Присели на дорогу. Погрустневшая Анна Григорьевна сказала ему:
– Хорошо мне было с вами, Саша. Будете снова в этих местах – заезжайте проведать.
– Обязательно заеду, – сказал он, зная, что никогда уже не приедет в этот город и не увидит Анну Григорьевну. И она поняла его, помолчала и первая поднялась:
– Ну, поезжайте и будьте счастливы.
И вышла на крыльцо проводить его.
Он пошел по красной кирпичной дорожке навстречу почтовому ящику и, видя, что в нем ничего нет, все-таки по привычке открыл его и заглянул внутрь. Там ничего не было. Ящик был пустой и мокрый.

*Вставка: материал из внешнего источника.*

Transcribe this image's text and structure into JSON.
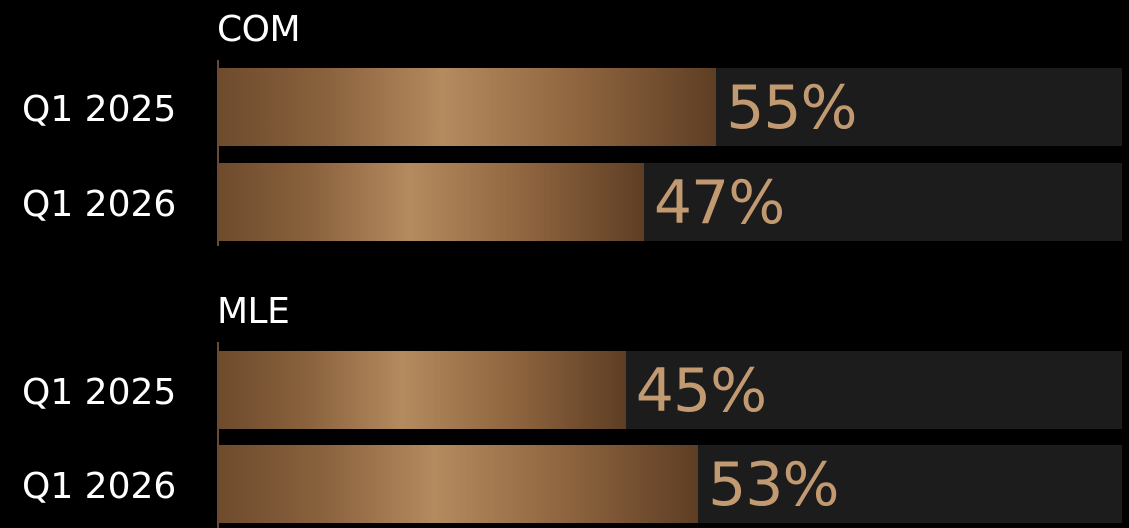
{
  "chart_data": {
    "type": "bar",
    "orientation": "horizontal",
    "xlim": [
      0,
      100
    ],
    "groups": [
      {
        "title": "COM",
        "rows": [
          {
            "label": "Q1 2025",
            "value": 55,
            "value_label": "55%"
          },
          {
            "label": "Q1 2026",
            "value": 47,
            "value_label": "47%"
          }
        ]
      },
      {
        "title": "MLE",
        "rows": [
          {
            "label": "Q1 2025",
            "value": 45,
            "value_label": "45%"
          },
          {
            "label": "Q1 2026",
            "value": 53,
            "value_label": "53%"
          }
        ]
      }
    ],
    "colors": {
      "bar_fill": "#b48a5f",
      "track": "#1c1c1c",
      "value_text": "#c29a72",
      "background": "#000000"
    }
  }
}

В Москву он прилетел на следующий день, и после тихой жизни у Анны Григорьевны шумная сутолока плотной, непрерывно движущейся массы людей раздражала его, он болезненно щурился от яркого солнечного света, инстинктивно избегал соприкосновения с толпой. Дел в Москве у него не было, и он собирался сразу ехать домой, но долго ходил по городу, покупал подарки жене и сыну и, наконец решившись отправиться на вокзал – вдруг зашел в пивной бар. Недолго сидел один, нехотя потягивал пиво, оглядывал низкий прокуренный зал, освещенный холодным белым светом. А потом сели за его стол четверо молодых рослых парней, разговаривающих уверенными громкими голосами. Было им лет по девятнадцать-двадцать, и Александр с неожиданным любопытством стал присматриваться к ним. Почему-то появилось острое желание узнать – чем живут эти люди, как думают и – как любят?
Четверо не обращали на него никакого внимания, словно никого, кроме них, и не было за столом. Тон в разговоре задавали двое – у одного на правой руке поблескивало золотое обручальное кольцо, у другого на лацкане пиджака внушительно вырисовывался прямоугольный значок «Мастера спорта».

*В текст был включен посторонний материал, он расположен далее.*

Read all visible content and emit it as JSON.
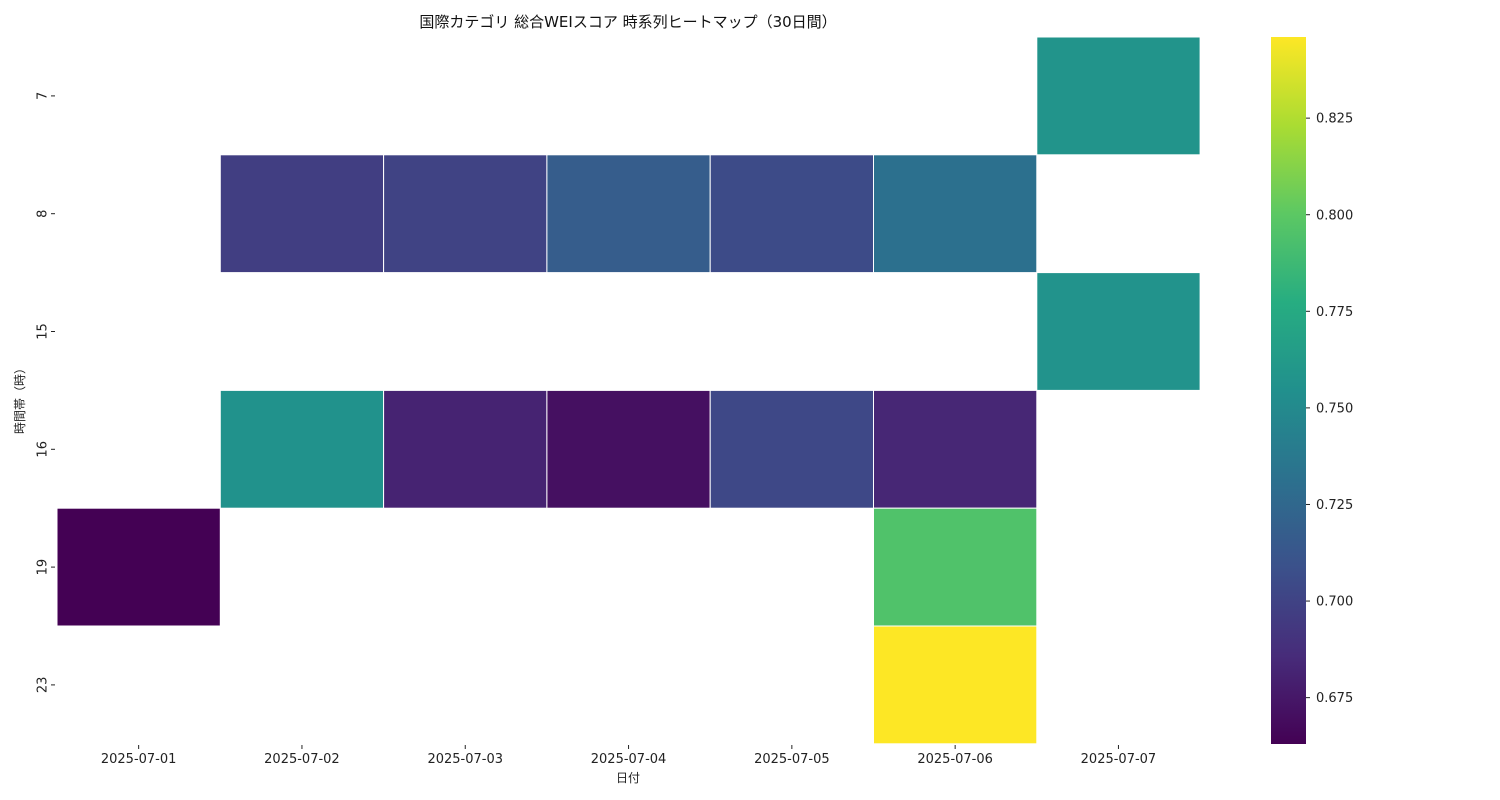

Говорили они о предстоящих экзаменах, о каких-то компаниях, вечерах и выпивках, – и о девушках. И обо всем говорилось одинаково – ровными, небрежными голосами, щедро пересыпали свою речь жаргонными словечками, безаппеляционно кидали «мура», «чудишь, старик», «заметано», бездумно матерились, почти не понижая голоса. Александр видел, что это маска, стереотип бездумного поведения, – обязательная небрежность, чуть-чуть цинизма, снисходительная самоуверенность, – но что скрывалось за этой оболочкой? И зачем понадобилась им эта маска?

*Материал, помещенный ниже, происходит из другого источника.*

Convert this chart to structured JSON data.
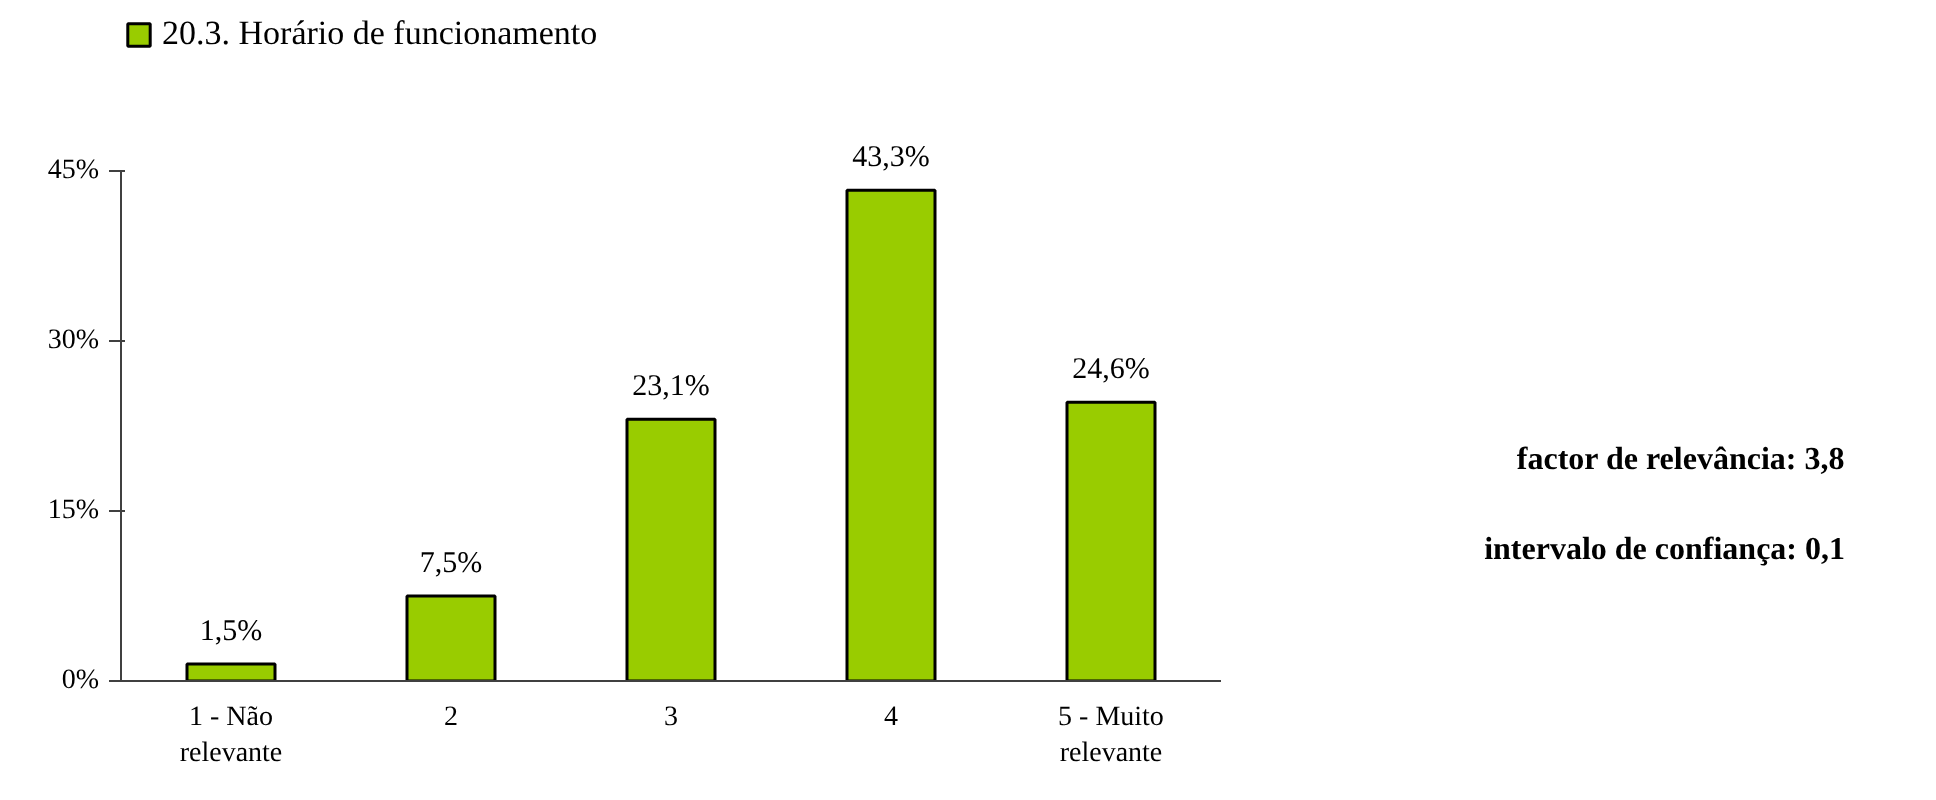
{
  "chart_data": {
    "type": "bar",
    "categories": [
      "1 - Não\nrelevante",
      "2",
      "3",
      "4",
      "5 - Muito\nrelevante"
    ],
    "series": [
      {
        "name": "20.3. Horário de funcionamento",
        "color": "#99cc00",
        "values": [
          1.5,
          7.5,
          23.1,
          43.3,
          24.6
        ],
        "value_labels": [
          "1,5%",
          "7,5%",
          "23,1%",
          "43,3%",
          "24,6%"
        ]
      }
    ],
    "ylim": [
      0,
      45
    ],
    "yticks": [
      {
        "value": 0,
        "label": "0%"
      },
      {
        "value": 15,
        "label": "15%"
      },
      {
        "value": 30,
        "label": "30%"
      },
      {
        "value": 45,
        "label": "45%"
      }
    ],
    "grid": false,
    "legend": "top left",
    "annotations": [
      "factor de relevância:   3,8",
      "intervalo de confiança:   0,1"
    ]
  }
}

Маска казалась безукоризненной, плотно приросшей к этой четверке, – за полчаса разговора ни один из них не сбился с заученного тона. И они, вероятно, сами не замечали, как безлико выглядят со стороны, какой наивной кажется их самоуверенность, и Александр с недоумением подумал: зачем им это нужно? Ведь – не глупы же они...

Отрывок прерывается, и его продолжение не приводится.